Fait remarquable, dans son quatrième long-métrage, Le Nouveau Monde, Terrence Malick fait débuter l'histoire de l'Amérique plus tôt qu'à l'accoutumée. Elle ne débute pas avec la conquête de son Ouest comme sa glorieuse Guerre de Sécession. Il en fait remonter le cours pour en revenir à sa source anglaise, en un long poème épique où la légende voudrait se mêler à l'histoire. C’est dire combien son récit est discriminant : s’il y a de faux mythes sur la naissance de l'Amérique, c'est qu'il en existerait de vrais. Terrence Malick n'oppose donc pas aux fausses croyances une vérité qui se voudrait factuelle, mais propose plutôt avec Le Nouveau Monde un contre-mythe, qui est une véritable opération de mystification.
« Où nous trouvons-nous ? Dans une série dont nous ne connaissons pas les extrémités, et dont nous croyons qu’elle n’en a point. Nous nous éveillons pour nous trouver sur une marche ; il y a des marches au-dessous de nous, que, semble-t-il, nous avons gravies ; il y a des marches au-dessus de nous, nombreuses, qui montent à perte de vue. »
Experience, Ralph Waldo Emerson
« Le Nouveau Monde », un film de Terrence Malick (2005)

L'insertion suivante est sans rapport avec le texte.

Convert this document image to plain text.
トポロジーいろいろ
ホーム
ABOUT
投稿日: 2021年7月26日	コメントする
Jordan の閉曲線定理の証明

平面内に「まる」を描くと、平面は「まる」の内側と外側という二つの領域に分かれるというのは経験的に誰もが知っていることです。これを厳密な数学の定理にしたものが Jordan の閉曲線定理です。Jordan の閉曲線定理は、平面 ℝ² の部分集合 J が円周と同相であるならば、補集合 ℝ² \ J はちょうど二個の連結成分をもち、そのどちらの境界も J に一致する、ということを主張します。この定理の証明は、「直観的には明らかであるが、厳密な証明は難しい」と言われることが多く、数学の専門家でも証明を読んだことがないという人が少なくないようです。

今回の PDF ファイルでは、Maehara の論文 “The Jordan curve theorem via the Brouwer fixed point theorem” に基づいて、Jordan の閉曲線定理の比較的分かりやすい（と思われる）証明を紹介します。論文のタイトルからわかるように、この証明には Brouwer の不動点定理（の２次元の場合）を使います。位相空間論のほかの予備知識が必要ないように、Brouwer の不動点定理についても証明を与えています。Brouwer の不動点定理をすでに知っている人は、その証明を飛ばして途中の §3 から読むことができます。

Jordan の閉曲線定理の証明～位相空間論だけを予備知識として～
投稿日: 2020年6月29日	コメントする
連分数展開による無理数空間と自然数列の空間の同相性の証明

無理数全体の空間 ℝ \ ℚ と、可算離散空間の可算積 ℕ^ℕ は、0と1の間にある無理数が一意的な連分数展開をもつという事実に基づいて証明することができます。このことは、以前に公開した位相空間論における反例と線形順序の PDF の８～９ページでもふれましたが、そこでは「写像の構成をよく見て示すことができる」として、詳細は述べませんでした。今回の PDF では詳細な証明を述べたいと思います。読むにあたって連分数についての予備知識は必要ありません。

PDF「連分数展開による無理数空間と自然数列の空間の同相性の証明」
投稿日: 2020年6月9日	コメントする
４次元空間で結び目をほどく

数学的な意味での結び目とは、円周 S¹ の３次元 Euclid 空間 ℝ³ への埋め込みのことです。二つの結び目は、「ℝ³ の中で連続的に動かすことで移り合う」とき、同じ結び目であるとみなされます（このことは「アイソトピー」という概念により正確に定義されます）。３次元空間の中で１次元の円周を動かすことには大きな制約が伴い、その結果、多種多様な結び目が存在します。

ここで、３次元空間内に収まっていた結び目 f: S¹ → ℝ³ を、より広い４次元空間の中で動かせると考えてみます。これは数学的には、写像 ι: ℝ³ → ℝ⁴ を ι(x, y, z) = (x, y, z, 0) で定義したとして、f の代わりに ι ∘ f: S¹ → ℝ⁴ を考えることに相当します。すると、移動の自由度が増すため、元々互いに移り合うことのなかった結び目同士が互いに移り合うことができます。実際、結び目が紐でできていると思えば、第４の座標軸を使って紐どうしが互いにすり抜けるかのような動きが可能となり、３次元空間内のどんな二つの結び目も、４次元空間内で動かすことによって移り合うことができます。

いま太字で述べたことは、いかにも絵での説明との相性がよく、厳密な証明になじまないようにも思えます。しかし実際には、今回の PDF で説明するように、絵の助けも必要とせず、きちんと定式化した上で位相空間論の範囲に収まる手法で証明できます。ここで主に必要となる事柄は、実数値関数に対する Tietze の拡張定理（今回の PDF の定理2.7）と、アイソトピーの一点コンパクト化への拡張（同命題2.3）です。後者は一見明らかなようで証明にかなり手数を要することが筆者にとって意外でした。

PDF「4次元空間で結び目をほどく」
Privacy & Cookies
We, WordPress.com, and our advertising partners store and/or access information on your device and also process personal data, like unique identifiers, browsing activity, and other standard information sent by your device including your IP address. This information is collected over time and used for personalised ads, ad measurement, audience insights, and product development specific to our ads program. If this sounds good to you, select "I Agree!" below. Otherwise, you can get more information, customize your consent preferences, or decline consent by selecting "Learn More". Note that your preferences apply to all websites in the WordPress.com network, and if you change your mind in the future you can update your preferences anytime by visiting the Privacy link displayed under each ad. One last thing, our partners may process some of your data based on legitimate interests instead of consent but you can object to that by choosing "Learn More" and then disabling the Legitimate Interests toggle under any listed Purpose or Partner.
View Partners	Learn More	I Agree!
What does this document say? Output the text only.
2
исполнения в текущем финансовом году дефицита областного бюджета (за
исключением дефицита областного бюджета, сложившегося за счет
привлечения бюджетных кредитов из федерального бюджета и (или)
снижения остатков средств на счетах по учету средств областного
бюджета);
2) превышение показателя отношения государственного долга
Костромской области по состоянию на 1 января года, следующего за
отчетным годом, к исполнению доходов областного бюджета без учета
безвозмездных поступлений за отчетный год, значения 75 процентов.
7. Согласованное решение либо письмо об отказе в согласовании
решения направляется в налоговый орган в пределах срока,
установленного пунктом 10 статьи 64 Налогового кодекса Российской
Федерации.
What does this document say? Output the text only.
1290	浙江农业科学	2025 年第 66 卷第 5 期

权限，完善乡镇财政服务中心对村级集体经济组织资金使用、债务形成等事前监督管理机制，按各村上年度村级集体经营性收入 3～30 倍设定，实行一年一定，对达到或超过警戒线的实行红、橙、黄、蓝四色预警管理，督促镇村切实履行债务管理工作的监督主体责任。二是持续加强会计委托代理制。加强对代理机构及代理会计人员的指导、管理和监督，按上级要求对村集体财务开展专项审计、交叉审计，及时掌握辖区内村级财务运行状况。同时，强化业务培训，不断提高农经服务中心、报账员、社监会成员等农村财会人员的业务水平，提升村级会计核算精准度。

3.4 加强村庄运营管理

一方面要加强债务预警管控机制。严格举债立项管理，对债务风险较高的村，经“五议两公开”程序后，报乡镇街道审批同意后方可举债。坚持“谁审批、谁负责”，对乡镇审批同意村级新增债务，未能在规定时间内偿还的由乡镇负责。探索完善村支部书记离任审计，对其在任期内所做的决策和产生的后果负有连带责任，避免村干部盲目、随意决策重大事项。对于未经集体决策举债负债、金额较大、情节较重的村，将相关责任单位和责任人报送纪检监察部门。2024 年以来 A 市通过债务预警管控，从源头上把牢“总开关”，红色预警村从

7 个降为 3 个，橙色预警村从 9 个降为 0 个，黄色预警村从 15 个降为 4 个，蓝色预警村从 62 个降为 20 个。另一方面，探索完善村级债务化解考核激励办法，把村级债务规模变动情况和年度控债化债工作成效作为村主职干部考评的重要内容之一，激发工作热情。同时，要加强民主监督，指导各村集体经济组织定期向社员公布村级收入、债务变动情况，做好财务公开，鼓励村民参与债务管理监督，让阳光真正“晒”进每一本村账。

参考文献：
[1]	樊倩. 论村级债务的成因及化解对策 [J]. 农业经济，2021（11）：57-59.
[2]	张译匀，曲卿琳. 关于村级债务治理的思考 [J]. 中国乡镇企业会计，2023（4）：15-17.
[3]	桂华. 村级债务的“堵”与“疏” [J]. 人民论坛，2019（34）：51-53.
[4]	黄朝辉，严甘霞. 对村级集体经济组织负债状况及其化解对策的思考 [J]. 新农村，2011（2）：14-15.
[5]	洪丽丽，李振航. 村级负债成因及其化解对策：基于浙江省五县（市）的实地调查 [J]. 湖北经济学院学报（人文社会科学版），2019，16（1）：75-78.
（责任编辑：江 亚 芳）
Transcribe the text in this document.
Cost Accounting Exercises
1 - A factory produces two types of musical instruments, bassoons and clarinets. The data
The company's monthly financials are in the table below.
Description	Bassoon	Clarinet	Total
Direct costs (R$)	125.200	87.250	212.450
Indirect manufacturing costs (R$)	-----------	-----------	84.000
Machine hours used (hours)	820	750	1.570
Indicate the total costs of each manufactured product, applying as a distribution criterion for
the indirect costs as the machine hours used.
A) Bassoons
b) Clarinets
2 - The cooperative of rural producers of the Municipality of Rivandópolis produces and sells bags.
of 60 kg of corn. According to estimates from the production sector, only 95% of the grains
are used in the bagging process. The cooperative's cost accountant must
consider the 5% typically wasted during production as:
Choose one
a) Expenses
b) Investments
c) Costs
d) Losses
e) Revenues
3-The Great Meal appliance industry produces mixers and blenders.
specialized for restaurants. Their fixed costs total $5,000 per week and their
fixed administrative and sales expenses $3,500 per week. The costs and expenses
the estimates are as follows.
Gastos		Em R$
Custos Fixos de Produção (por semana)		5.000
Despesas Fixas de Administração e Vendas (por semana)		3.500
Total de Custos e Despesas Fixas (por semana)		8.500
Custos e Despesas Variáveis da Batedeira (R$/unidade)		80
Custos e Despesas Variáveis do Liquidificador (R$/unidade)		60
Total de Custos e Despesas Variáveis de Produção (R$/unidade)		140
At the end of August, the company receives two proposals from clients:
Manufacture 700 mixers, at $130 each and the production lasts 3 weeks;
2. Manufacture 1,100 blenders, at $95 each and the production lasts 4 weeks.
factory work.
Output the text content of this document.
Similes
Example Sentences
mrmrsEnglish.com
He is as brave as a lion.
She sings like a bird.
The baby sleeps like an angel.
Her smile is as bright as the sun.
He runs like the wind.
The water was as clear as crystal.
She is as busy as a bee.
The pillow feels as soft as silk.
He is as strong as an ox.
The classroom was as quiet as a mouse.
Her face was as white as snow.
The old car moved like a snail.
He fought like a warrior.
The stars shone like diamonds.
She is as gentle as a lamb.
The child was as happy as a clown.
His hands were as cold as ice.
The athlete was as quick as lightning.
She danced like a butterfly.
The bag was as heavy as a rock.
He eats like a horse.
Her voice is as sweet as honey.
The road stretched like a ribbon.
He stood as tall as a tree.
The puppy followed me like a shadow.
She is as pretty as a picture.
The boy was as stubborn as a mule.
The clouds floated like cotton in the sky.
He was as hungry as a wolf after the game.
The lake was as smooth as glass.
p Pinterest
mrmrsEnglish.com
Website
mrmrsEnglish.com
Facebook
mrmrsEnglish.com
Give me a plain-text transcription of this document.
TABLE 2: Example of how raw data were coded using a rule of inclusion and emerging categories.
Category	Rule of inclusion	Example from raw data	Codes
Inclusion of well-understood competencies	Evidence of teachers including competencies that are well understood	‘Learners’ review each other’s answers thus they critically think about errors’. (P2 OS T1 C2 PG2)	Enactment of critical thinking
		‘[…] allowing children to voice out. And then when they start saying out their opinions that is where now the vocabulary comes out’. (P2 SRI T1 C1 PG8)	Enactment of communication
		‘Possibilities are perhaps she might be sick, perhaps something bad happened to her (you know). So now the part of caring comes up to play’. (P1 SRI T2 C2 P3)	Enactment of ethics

Pour quelles raisons faire débuter l'histoire de l'Amérique plus tôt, de la périodiser autrement que dans celle fixée par le roman national hollywoodien ? Pourtant, des héros, des destins remarquables, il en exista dès le milieu du XVIe siècle pour raconter l'histoire de ce Nouveau Monde malickien au cinéma, futur États-Unis : en 1584, une première troupe de militaires anglais financés par Sir Walter Raleigh s'établit sur l'île Roanoke, dans l'actuelle Caroline du Nord. En 1856, suite à de menues difficultés rencontrées avec les gens du cru, le site fut abandonné. Une nouvelle expédition composée de colons civils s'installa en 1857, mais en 1890, l'endroit fut retrouvé vide de ses habitants. Où étaient-ils passés ? Le mystère demeure entier : depuis cette époque on parle de Lost Colony.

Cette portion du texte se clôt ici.